The Review Magazine : May-June 2022

Municipal Finance Column

The Ups and Downs of Municipal Revenue By Rick Haglund

A fter decades of disinvestment by the state, lawmakers and Gov. Gretchen Whitmer have proposed more than $1 billion in new spending for local communities this year in the form of higher revenue sharing payments and substantial aid for local governments struggling to meet increasingly onerous pension obligations for retired employees. The money comes from billions of dollars in federal COVID-19 relief funds and unexpectedly strong state tax revenues. Whitmer’s fiscal 2023 state budget calls for a 10 percent boost in statutory revenue sharing for cities, villages, and townships from 2022, the biggest jump in years. The $26.6 million increase in statutory revenue sharing would bump up total state revenue sharing to its highest level since 2011. Half of the increase would be a one-time appropriation. Plus, hundreds of millions more in state and federal dollars, designed to help local communities with infrastructure, housing, economic development and other issues, are sprinkled throughout Whitmer’s proposed budget plan. The Democratic governor’s budget, which takes effect October 1, faces difficult negotiations with the Republican-led Legislature, which has been pushing to use much of the additional revenue for tax cuts. Pension Bill In addition, the state House in February voted to spend $1.15 billion to help municipalities pay down pension debt. That’s one of the biggest budget busters faced by many municipal governments that have growing retiree populations and fewer employees to support their pension funds after years of downsizings. About $900 million would help municipalities with pensions funded under 60 percent get up to that level, while the rest would go to municipalities with pensions funded at 60 percent or above.

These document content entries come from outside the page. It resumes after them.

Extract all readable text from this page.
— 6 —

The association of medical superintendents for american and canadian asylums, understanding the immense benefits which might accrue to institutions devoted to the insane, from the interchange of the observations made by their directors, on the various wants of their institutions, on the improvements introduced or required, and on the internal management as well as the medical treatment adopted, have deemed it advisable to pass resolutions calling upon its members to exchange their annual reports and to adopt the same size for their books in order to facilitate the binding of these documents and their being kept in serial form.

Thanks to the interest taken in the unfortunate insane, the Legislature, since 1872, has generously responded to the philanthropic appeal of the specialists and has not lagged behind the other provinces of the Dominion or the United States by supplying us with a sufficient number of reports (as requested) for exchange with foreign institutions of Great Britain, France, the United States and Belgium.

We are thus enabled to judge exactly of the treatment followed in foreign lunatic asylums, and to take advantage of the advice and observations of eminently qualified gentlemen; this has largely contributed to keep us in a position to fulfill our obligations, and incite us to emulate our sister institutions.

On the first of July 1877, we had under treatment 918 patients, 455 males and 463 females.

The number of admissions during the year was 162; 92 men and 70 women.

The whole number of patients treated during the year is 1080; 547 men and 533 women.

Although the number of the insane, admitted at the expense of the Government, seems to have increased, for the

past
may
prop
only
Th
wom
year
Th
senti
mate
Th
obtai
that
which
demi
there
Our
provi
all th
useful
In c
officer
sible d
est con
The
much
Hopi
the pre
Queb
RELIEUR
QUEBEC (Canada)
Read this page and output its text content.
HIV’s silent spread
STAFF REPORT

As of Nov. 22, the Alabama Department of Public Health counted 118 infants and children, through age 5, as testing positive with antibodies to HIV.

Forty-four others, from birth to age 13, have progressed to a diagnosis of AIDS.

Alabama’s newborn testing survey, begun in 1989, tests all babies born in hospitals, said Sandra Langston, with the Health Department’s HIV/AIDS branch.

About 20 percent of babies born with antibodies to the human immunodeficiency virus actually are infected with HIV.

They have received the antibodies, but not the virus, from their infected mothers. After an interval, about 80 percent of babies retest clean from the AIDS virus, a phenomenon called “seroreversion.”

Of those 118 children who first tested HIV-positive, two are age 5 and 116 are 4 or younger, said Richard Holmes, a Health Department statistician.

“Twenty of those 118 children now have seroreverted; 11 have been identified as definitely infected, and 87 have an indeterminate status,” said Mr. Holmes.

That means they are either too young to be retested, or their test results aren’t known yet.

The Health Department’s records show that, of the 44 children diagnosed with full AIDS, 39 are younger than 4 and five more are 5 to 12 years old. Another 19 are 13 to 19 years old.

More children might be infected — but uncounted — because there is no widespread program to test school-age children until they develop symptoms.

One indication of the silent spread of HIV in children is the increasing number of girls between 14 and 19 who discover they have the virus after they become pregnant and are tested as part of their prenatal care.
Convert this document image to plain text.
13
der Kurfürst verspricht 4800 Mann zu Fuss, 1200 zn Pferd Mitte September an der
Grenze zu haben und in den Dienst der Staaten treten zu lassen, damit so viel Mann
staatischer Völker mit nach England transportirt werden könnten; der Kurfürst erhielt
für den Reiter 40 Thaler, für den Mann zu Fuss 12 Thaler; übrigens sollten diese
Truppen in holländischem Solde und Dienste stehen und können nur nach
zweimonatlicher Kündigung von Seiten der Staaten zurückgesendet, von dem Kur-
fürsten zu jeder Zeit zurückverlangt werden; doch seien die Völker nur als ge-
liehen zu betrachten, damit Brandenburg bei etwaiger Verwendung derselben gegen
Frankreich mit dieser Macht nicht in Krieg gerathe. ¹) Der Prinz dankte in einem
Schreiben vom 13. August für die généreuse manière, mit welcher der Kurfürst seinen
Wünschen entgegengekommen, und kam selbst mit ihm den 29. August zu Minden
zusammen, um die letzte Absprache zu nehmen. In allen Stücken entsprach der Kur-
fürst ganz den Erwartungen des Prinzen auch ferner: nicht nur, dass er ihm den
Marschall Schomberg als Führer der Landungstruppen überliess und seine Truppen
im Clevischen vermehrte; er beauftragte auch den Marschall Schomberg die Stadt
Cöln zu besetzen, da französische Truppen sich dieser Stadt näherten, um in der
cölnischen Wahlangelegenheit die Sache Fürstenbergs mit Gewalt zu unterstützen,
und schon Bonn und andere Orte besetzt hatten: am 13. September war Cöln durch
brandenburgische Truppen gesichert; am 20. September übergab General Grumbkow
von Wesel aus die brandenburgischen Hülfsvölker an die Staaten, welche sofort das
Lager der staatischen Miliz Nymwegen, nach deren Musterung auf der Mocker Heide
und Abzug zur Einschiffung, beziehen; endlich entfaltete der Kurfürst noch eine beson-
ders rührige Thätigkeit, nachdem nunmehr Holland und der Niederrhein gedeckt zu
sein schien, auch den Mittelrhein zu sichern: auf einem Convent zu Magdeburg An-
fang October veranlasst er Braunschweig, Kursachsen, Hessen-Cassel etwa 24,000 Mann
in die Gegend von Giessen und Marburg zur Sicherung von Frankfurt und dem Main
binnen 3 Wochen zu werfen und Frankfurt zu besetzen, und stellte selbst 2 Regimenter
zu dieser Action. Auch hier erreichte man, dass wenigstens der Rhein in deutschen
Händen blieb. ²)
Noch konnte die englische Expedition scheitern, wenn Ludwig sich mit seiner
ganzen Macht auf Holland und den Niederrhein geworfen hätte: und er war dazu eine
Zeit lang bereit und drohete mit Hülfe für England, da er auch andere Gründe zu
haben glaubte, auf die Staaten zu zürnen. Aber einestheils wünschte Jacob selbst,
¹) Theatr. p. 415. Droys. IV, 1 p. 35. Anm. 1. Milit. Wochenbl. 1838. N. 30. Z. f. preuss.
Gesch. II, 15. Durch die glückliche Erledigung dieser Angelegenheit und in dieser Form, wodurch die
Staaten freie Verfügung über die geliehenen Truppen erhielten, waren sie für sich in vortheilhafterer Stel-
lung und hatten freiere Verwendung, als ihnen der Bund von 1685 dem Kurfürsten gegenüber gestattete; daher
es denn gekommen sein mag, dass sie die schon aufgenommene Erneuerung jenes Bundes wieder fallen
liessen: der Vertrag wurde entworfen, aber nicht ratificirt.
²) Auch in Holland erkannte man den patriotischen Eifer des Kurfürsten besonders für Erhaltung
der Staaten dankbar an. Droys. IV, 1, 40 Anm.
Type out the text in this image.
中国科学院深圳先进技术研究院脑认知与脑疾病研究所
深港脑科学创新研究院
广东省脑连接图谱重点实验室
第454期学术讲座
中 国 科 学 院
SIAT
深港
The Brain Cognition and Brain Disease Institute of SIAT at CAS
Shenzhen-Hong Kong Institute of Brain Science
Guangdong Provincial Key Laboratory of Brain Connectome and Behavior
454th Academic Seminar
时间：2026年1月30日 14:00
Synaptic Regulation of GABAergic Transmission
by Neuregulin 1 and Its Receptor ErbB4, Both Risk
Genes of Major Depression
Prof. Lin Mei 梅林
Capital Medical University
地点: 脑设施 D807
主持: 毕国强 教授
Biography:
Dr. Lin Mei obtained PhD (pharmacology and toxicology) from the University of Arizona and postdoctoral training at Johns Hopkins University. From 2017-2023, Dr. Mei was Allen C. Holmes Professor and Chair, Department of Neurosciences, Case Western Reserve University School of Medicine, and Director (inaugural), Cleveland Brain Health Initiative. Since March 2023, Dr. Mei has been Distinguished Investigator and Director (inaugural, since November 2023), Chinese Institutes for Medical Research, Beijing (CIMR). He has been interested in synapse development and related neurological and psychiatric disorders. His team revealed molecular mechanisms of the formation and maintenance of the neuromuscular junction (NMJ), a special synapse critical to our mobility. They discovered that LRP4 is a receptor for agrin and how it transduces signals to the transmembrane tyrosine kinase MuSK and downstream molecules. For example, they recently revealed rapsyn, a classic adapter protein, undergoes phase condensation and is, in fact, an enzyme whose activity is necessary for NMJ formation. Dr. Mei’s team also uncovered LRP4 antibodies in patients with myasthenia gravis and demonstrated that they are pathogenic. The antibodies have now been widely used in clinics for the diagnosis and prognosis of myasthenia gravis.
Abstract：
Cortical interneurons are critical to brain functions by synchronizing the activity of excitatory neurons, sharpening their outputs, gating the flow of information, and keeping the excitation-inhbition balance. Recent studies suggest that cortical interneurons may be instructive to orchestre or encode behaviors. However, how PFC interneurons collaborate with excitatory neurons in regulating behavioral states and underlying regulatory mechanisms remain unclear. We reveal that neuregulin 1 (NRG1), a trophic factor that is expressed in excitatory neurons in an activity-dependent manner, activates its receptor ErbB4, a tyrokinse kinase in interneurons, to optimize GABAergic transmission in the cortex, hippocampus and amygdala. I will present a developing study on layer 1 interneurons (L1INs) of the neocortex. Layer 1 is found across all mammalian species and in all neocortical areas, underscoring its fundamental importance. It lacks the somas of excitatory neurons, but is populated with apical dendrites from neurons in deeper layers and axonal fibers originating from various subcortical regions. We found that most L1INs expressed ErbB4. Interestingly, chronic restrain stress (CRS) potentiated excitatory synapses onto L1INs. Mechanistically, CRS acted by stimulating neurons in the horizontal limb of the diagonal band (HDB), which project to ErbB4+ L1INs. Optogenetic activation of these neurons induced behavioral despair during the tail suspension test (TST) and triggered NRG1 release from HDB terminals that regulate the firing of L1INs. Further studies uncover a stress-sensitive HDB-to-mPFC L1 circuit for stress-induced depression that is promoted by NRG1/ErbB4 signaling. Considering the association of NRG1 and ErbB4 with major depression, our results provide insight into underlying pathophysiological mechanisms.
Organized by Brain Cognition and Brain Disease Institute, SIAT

"The pension bill is the lifeboat that will help us get home,” said James Krizan, city manager of Lincoln Park, a working-class Detroit suburb with a population of about 40,000 people. The city’s pension fund for non-police-and- fire employees is just 22.6 percent funded. “That’s pretty scary,” Krizan said. The city, which closed its pension plan to new employees years ago has just four active employees out of about 36 full- and part-time non-public safety workers contributing to the plan. “There is no question that one of the bigger drags on communities is the level of unfunded liabilities,” said John LaMacchia, the Michigan Municipal League’s director of state and federal affairs. “What the state is recognizing here is that this is one of the ways you can make a significant impact” on diffusing the pension time bomb, he said about the proposed infusion of cash by the state.

“The pension bill is the lifeboat that will help us get home.”

JAMES KRIZAN, CITY MANAGER, LINCOLN PARK

Inflation But as welcome as the proposed investments in municipalities may be, it’s unlikely the extra money will fully restore the revenue losses many cities have experienced since 2000. And the state’s budget outlook is suddenly being clouded by surging inflation and Russia’s brutal attack on Ukraine, which has pushed U.S. gasoline prices to record levels and threatened the global economy. Bob Schneider, senior research associate for state affairs at the Citizens Research Council of Michigan said he “wouldn’t be surprised to see downgrades” in state revenue projections when forecasters meet in May.